En otros momentos, tanto en esta columna, como en conversaciones formales y no formales, he dicho que la novela es uno de los territorios de mi escritura en donde más me gusta habitar y agitar la imaginación memoriosa; encontré en los balcones de la novela, una visión que en ninguno otro de los géneros que escribo hallé alguna vez. Desde que comencé a escribir aquella novela –la primera– que nunca esperé que lo fuera, tuve una revelación en mi vida, que determinó mi práctica en los dominios de tan amplio género. Allí el zumo de las historias que se me han dado narrar, se expande de una manera amplia sin perder esa poética en la que siempre he abrevado. Escribo novela como lo he contado a mis amigos desde 1990 sin parar (la primera comenzó en 1984, pero no sabía que aquella correspondencia de la que suspendí del envío, pero no dejé de escribirla, con los años, se convertiría en una novela y no la cuento entre las demás). He terminado desde entonces, nueve novelas y todas son distintas entre sí, todas han sido escritas con pasión y cuidado, sin prisa, como han ido sucediendo en mi ser. Entre todas, sólo una la escribí por acabar con aquellos filones de mi realidad que me hicieron pedazos en algún momento y prevalecen sucesos personales, aunque el héroe logrado allí, sin ser yo mismo, me gusta y hasta hoy la he dejado para lectura personal, aunque el tiempo lo dirá. El resto de mis novelas me gusta compartirlas con mis amigos y pasamos ratos amenos hablando de ellas y del proceso de escritura a la que cada una me ha sometido; todos distintos. Me gusta hasta hoy haberlas escrito, conversar con mis amigos y cercanos sobre ellas, porque las someto a un proceso de corrección maravilloso y hasta hoy, con eso me quedo.

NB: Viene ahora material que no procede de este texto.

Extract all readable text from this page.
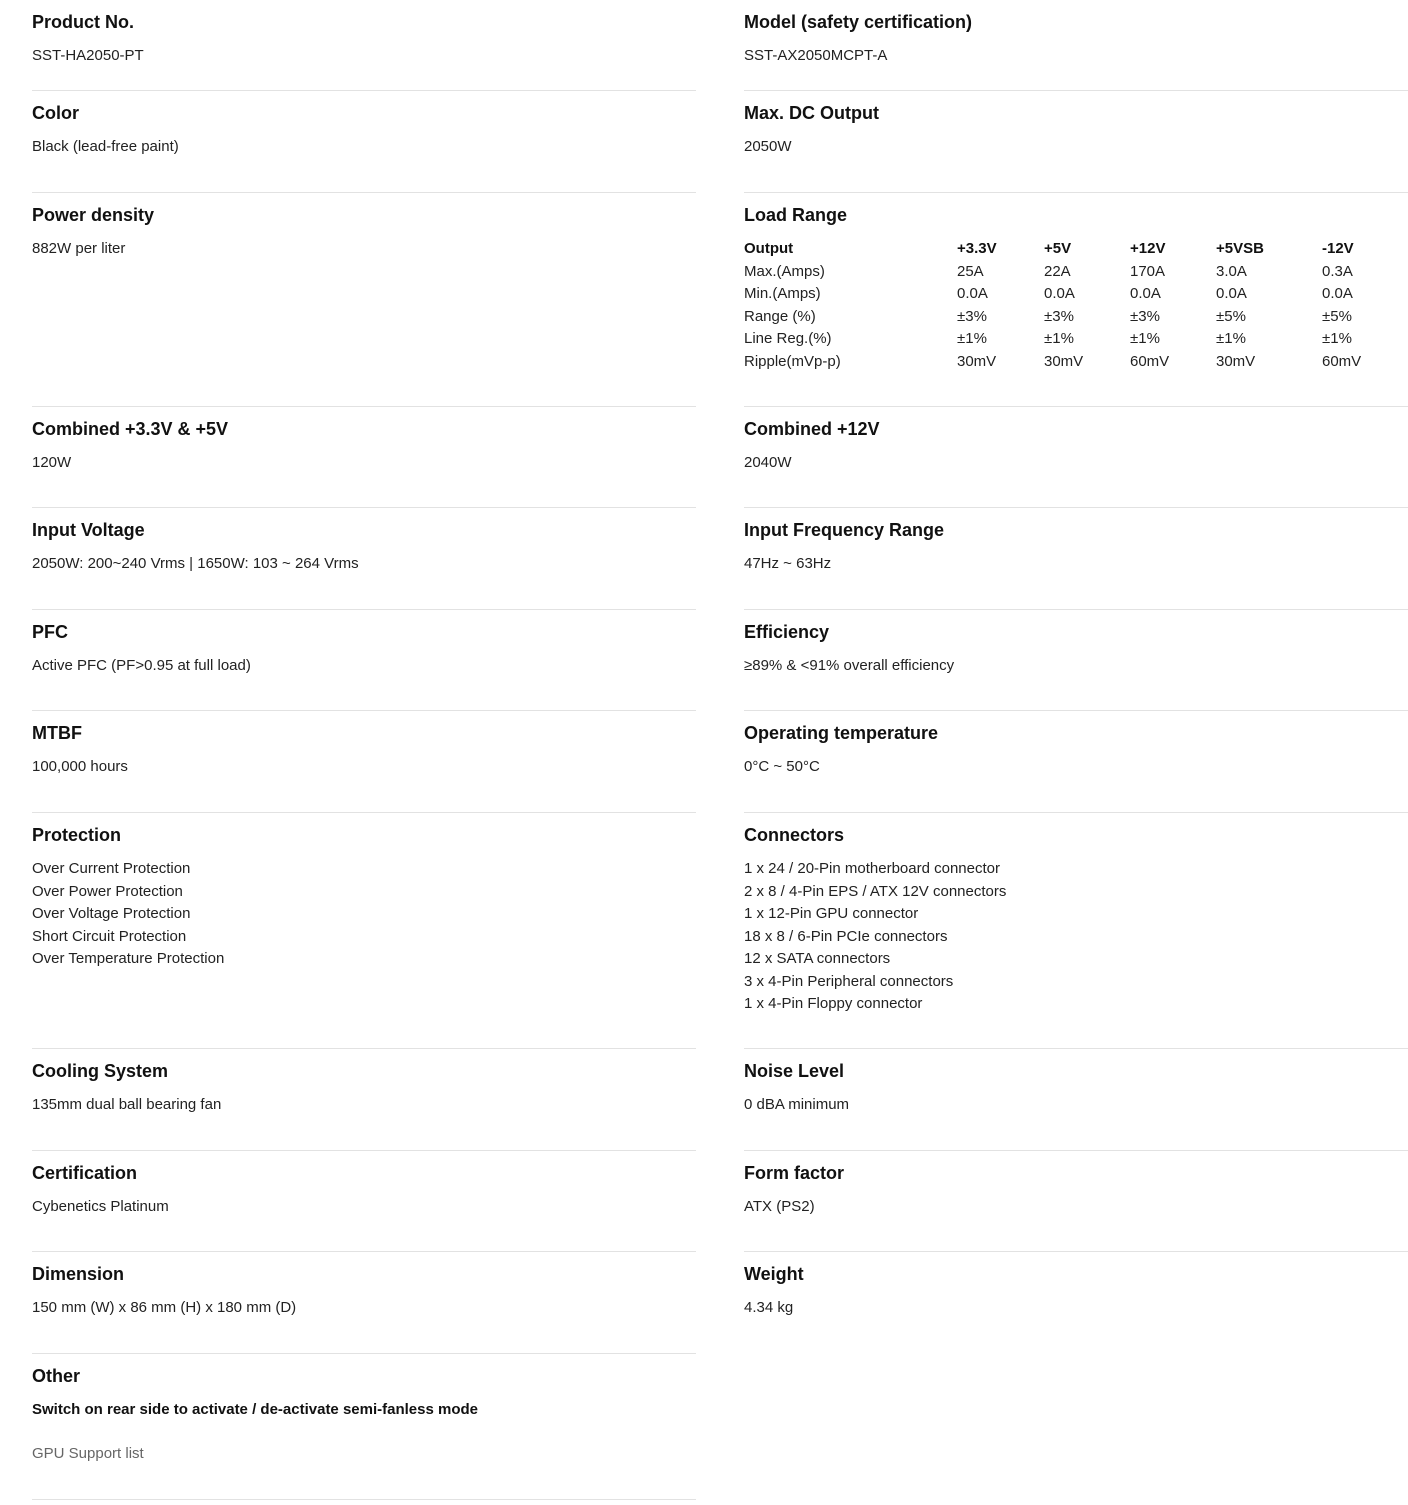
Product No.
SST-HA2050-PT
Color
Black (lead-free paint)
Power density
882W per liter
Combined +3.3V & +5V
120W
Input Voltage
2050W: 200~240 Vrms | 1650W: 103 ~ 264 Vrms
PFC
Active PFC (PF>0.95 at full load)
MTBF
100,000 hours
Protection
Over Current Protection
Over Power Protection
Over Voltage Protection
Short Circuit Protection
Over Temperature Protection
Cooling System
135mm dual ball bearing fan
Certification
Cybenetics Platinum
Dimension
150 mm (W) x 86 mm (H) x 180 mm (D)
Other
Switch on rear side to activate / de-activate semi-fanless mode
GPU Support list
Model (safety certification)
SST-AX2050MCPT-A
Max. DC Output
2050W
Load Range
Output	+3.3V	+5V	+12V	+5VSB	-12V
Max.(Amps)	25A	22A	170A	3.0A	0.3A
Min.(Amps)	0.0A	0.0A	0.0A	0.0A	0.0A
Range (%)	±3%	±3%	±3%	±5%	±5%
Line Reg.(%)	±1%	±1%	±1%	±1%	±1%
Ripple(mVp-p)	30mV	30mV	60mV	30mV	60mV
Combined +12V
2040W
Input Frequency Range
47Hz ~ 63Hz
Efficiency
≥89% & <91% overall efficiency
Operating temperature
0°C ~ 50°C
Connectors
1 x 24 / 20-Pin motherboard connector
2 x 8 / 4-Pin EPS / ATX 12V connectors
1 x 12-Pin GPU connector
18 x 8 / 6-Pin PCIe connectors
12 x SATA connectors
3 x 4-Pin Peripheral connectors
1 x 4-Pin Floppy connector
Noise Level
0 dBA minimum
Form factor
ATX (PS2)
Weight
4.34 kg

La escritura de la novela es un país en el que de verdad, ya no me siento extranjero (no hablo de escribir poesía, porque invariablemente siempre lo estoy haciendo). Bajo ese mismo cielo que he habitado en la lectura de ya muchos autores, también me siento pleno como lector de novelas y aún recorro este territorio como tal y quizás con mucha más asiduidad.

Me apasiona la novela desde las dos visiones: desde el que escribe y desde quien la lee. Y tal vez leo y escribo por una sencilla razón, que Orhan Pamuk refiere sobre la lectura de las novelas de Dostoievski; dice el escritor turco, que en las novelas del autor de Los demonios, hallamos imágenes que nos parecen –paradójicamente familiares y extraordinarias a un tiempo y por eso nos aterran (y aquello que nos aterra nos seduce, digo yo). Y que en la lectura de de las novelas de Dostoievski –continua el novelista Premio Nobel de Literatura 2006–, “alcanzamos un conocimiento verdadero y profundo de la vida, la gente y, por encima de todo, de nosotros mismos”.

La novela es un tiburón, vasto en resonancias humanas, feroz con sus víctimas, es un escualo que semeja frente a su espejo, las llamas que no dejan de arder ni siquiera en las aguas de la indiferencia, cuando ese pez es grande y verdadero. La novela es un tiburón que piensa en dejar rastro de lo que el alma vio en sus propios colmillos antes de hacer pedazos a la presa que tiene a mano. La novela es un tiburón y persigue territorios inhóspitos del alma y nos enseña en las profundidades del mar, nuestro verdadero rostro.